St. Petersburg City Councilmember Copley Gerdes said Gov. Ron DeSantis’ push to expand Florida’s homestead tax exemption could create a financial challenge for the city that extends far beyond the first two years of projected revenue losses.
Gerdes, who represents District 1, said he supported the City Council’s May resolution urging state lawmakers to carefully consider the financial impacts of the governor’s property tax proposal, before moving forward.
“I support the resolution,” Gerdes said. “The impact is probably far greater than we realize today. We can put an estimated number for the loss, but we don’t know how this will impact five years from now. I think it will have a major negative impact.”
DeSantis announced the proposal May 27 in Tampa, calling for a special legislative session during the week of June 1 to consider a constitutional amendment aimed at providing broad property tax relief for Florida homeowners. The governor’s proposal, titled “Save Our Homes from Excessive Property Taxes,” called for increasing the homestead exemption and creating a path toward the eventual elimination of property taxes on homesteaded homes.
The governor argued that local government property tax collections had nearly doubled over the past seven years, increasing from about $32 billion to $60 billion statewide, and projected they could reach $83 billion by 2032 without reform.
“Florida homeowners need relief,” DeSantis said in announcing the proposal. “Now is the time to stand up for taxpayers, enact a historic reform, and save the home of every Floridian.”
The Legislature later approved CS/HJR 1F, a proposed constitutional amendment. According to the Florida House, the measure proposes changes to the state constitution to revise limits on annual assessment increases for certain real property, increase the homestead exemption, limit the use of ad valorem taxes levied by counties and municipalities and set an effective date. The measure was signed by officers and filed with the Secretary of State on June 16.
If approved by voters, the amendment would take effect Jan. 1, 2027. The enrolled text states that the homestead exemption for non-school levies would increase to $150,000 beginning Jan. 1, 2027, and to $250,000 beginning Jan. 1, 2028. School district levies would remain treated separately.
The enrolled amendment would also reduce the annual assessment cap for certain non-homestead property from 10% to 5% beginning Jan. 1, 2027, for levies other than school districts.
St. Petersburg officials began raising concerns before the special session convened. During a May City Council meeting, members approved a resolution urging the Florida Legislature to carefully consider the impacts of property tax reform before moving forward with the governor’s plan. The St. Pete Catalyst reported that the resolution came as city leaders questioned how the city would continue providing services if one of its largest revenue streams were reduced.

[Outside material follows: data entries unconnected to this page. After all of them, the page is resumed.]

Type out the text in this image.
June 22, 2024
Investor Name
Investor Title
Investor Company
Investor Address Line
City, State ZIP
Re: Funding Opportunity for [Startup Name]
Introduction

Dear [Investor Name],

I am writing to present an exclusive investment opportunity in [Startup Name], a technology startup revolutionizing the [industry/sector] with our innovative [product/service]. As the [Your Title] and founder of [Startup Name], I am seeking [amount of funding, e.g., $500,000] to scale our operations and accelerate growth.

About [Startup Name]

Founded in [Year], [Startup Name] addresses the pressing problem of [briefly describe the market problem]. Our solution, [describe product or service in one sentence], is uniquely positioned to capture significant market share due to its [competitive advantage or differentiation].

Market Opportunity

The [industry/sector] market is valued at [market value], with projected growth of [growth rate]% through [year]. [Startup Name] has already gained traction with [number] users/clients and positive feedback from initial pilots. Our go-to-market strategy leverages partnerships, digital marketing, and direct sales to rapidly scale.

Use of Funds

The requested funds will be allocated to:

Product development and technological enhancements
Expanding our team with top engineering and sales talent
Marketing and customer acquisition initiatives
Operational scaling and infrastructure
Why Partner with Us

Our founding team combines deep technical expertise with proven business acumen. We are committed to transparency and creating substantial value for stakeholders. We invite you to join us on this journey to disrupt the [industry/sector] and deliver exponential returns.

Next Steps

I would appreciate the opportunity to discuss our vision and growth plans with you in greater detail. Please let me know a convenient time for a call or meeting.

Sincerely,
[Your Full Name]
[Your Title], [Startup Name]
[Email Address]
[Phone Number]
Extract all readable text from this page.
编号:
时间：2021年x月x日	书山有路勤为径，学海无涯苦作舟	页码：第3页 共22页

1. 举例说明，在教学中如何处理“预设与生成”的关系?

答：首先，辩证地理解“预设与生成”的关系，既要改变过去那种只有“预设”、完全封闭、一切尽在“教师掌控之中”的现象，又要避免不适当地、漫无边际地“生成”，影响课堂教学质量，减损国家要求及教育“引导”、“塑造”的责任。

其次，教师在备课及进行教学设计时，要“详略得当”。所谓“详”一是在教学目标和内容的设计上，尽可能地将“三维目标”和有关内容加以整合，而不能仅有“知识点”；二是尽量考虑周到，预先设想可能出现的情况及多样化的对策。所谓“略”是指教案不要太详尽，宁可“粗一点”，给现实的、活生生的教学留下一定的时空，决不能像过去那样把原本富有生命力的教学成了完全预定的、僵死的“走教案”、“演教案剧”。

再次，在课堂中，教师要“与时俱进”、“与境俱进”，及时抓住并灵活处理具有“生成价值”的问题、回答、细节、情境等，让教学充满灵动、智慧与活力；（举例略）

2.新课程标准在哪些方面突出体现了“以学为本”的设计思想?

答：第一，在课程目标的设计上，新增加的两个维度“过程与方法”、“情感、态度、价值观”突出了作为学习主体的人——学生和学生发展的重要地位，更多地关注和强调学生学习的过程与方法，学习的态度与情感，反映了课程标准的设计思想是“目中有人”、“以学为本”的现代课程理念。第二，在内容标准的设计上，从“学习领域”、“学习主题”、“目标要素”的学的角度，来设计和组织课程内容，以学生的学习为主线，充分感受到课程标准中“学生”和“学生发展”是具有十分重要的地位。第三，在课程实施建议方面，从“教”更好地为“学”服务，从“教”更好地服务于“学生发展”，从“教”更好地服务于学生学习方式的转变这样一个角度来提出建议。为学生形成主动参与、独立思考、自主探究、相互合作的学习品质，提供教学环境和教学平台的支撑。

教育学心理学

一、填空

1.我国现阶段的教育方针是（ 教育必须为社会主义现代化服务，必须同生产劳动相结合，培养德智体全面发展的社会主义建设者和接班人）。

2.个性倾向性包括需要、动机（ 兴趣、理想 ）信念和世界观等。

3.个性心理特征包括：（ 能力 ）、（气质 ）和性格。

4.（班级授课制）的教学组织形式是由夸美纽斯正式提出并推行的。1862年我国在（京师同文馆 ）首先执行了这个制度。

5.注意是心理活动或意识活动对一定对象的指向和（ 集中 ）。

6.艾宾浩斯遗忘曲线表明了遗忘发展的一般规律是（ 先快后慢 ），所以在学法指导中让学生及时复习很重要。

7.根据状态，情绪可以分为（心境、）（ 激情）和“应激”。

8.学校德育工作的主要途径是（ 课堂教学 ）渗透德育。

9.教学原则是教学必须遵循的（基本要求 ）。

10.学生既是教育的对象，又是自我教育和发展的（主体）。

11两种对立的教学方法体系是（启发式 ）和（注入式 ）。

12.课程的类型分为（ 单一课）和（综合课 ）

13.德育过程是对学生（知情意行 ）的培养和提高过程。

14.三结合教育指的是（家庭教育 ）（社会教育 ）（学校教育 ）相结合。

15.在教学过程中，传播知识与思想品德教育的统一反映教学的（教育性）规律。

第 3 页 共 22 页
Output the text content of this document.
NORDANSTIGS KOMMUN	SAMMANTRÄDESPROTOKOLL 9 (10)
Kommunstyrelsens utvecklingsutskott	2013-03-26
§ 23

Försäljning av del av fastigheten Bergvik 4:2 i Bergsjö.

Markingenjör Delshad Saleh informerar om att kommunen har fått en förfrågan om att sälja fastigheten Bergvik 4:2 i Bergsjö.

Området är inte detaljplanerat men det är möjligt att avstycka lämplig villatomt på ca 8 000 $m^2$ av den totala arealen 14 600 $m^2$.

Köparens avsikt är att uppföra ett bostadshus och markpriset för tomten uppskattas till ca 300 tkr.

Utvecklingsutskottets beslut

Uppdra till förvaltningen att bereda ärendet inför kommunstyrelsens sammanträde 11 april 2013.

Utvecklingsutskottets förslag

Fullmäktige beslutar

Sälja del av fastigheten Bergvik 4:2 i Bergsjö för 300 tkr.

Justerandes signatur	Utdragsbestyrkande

Property taxes help fund many of St. Petersburg’s day-to-day operations, including police and fire protection, road maintenance, parks, libraries, code enforcement and administrative services. They also support major infrastructure investments, including stormwater improvements and resiliency projects.
A city analysis shared with members of the Pinellas County legislative delegation estimated that the proposal could cost St. Petersburg about $38 million in ad valorem revenue in fiscal year 2028, and $75 million in fiscal year 2029.
Gerdes said those numbers are only part of the concern. St. Petersburg is anticipating roughly $240 million in ad valorem revenue, while police and fire costs total about $248 million.
“There’s already an $8 million delta,” Gerdes said. That gap, he explained, would have to be filled from somewhere else in the city budget, so the question becomes this: where do you get the $8 million? Gerdes said: “It’s not going to impact one place, but impact across the city.”
Gerdes also pushed back on the governor’s argument that cities can absorb property tax reductions because tax collections have risen with property values.
“As our city grows, so do our needs,” Gerdes said. “As do our needs from ad valorem tax. It’s based on growth. The city government isn’t better off from it; the city residents are better off from it.”
DeSantis frames the proposal as a response to rising homeowner tax bills and local government revenue growth. St. Petersburg officials say the same growth that increases taxable value also increases demand for police, fire, infrastructure, parks, stormwater systems and other municipal services.
Council members raised similar concerns during the May discussion. Councilmember Lisset Hanewicz said property taxes pay for police and fire but do not cover everything, warning that a major revenue loss would have to be made up elsewhere. Vice Chair Richie Floyd said there would not be “a magic wand” to avoid service cuts if the proposal moved forward.
The governor’s original proposal included provisions requiring remaining property tax revenues to be spent on core public needs such as public safety, education and schools, infrastructure and natural resources. It also proposed a state trust fund to help local governments continue core services if revenues declined.
Gerdes’ concern is that St. Petersburg’s needs will not shrink if the city’s revenue does.
The proposal now moves from Tallahassee to voters. Because it is a constitutional amendment, it must be approved by voters before taking effect. If approved, the first phase would begin Jan. 1, 2027.
For Gerdes, the immediate fiscal estimates are not the end of the debate. They are the beginning. “We don’t know how this will impact St. Pete five years from now,” he told Poliverse.